I am not an expert who can write an article about this topic nor I have undergone this stage to share my experience. So this post is the result of my information hunt on the web. I have tried to put together information from various portals that I felt it was important. This is just a guideline. What you should and what you shouldn’t do depends on every individual. So always ask your Doctor’s opinion FIRST before you decide to follow something.
- Don’t ‘crash diet’, as this can have a negative impact on the baby.
- Don’t ‘eat for two’, as this will lead to unnecessary weight gain. A healthy pregnancy only requires about an extra 300 calories (might differ for certain individuals) a day during the second and third trimester, which is equivalent to a glass of milk or a sandwich.
- Concentrate on diet quality rather than quantity.
- Accommodate cravings, but don’t let them replace more nutritious foods.
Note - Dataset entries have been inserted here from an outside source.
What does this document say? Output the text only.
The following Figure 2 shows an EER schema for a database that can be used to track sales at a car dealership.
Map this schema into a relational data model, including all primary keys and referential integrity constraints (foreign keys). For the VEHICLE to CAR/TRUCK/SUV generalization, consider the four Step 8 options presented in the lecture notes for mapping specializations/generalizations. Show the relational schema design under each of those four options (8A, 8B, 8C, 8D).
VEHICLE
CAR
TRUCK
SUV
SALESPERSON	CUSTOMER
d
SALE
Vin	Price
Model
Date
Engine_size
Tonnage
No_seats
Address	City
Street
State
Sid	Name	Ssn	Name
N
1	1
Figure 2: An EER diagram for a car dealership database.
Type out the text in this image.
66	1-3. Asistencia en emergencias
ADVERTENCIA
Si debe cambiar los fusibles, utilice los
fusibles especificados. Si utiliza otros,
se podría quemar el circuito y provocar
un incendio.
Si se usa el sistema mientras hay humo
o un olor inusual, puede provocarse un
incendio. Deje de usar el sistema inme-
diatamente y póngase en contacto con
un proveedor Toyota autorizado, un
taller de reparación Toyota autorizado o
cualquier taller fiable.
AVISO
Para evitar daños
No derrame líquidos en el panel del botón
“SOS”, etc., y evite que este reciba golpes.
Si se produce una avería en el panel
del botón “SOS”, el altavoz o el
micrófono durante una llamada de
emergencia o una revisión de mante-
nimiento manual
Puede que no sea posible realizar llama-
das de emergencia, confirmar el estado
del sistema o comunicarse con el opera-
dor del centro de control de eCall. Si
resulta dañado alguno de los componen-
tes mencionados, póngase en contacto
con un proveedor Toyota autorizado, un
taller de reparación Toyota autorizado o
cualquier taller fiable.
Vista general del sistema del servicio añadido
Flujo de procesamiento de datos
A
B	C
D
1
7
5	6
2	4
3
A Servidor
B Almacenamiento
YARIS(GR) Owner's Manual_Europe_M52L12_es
- Nutrients for which there are increased requirements during pregnancy include folate, iron and iodine. Iron supplements are often advised, but don’t take them unless your doctor recommends them. Folate is important before and in the early weeks of pregnancy to avoid neural tube defects (like spina bifida) in the baby. All women of childbearing age should eat high folate foods or take a folate supplement (remember to talk to your doctor first).
- The recommended intake of calcium does not specifically increase during pregnancy. It is, however, very important that pregnant women do meet calcium requirements during pregnancy.
- No one knows the safe limit of alcohol consumption during pregnancy, so the best approach is not to drink at all.
- Being physically active has many benefits. If you are active and fit and are experiencing a normal pregnancy, you can remain physically active during your pregnancy. Otherwise, consult your doctor for advice.
- Drink plenty of fluids.
- Do not smoke – both direct and passive smoking are associated with growth retardation, increased risk of spontaneous abortion, stillbirths, placental complications and low birth weight.
Breastfeeding mothers need a significant amount of extra energy to cope with the demands of breastfeeding. This extra energy should come in the form of nutrient-dense foods to assist in meeting the extra nutrient requirements that also occur when breastfeeding.Recommendations include:
- Eat enough food – breastfeeding burns through extra kilojoules.
- Eat foods that are nutrient dense – especially those foods that are rich in folate, iodine, zinc and calcium.
- Eat and drink regularly – breastfeeding may increase the risk of dehydration and cause constipation.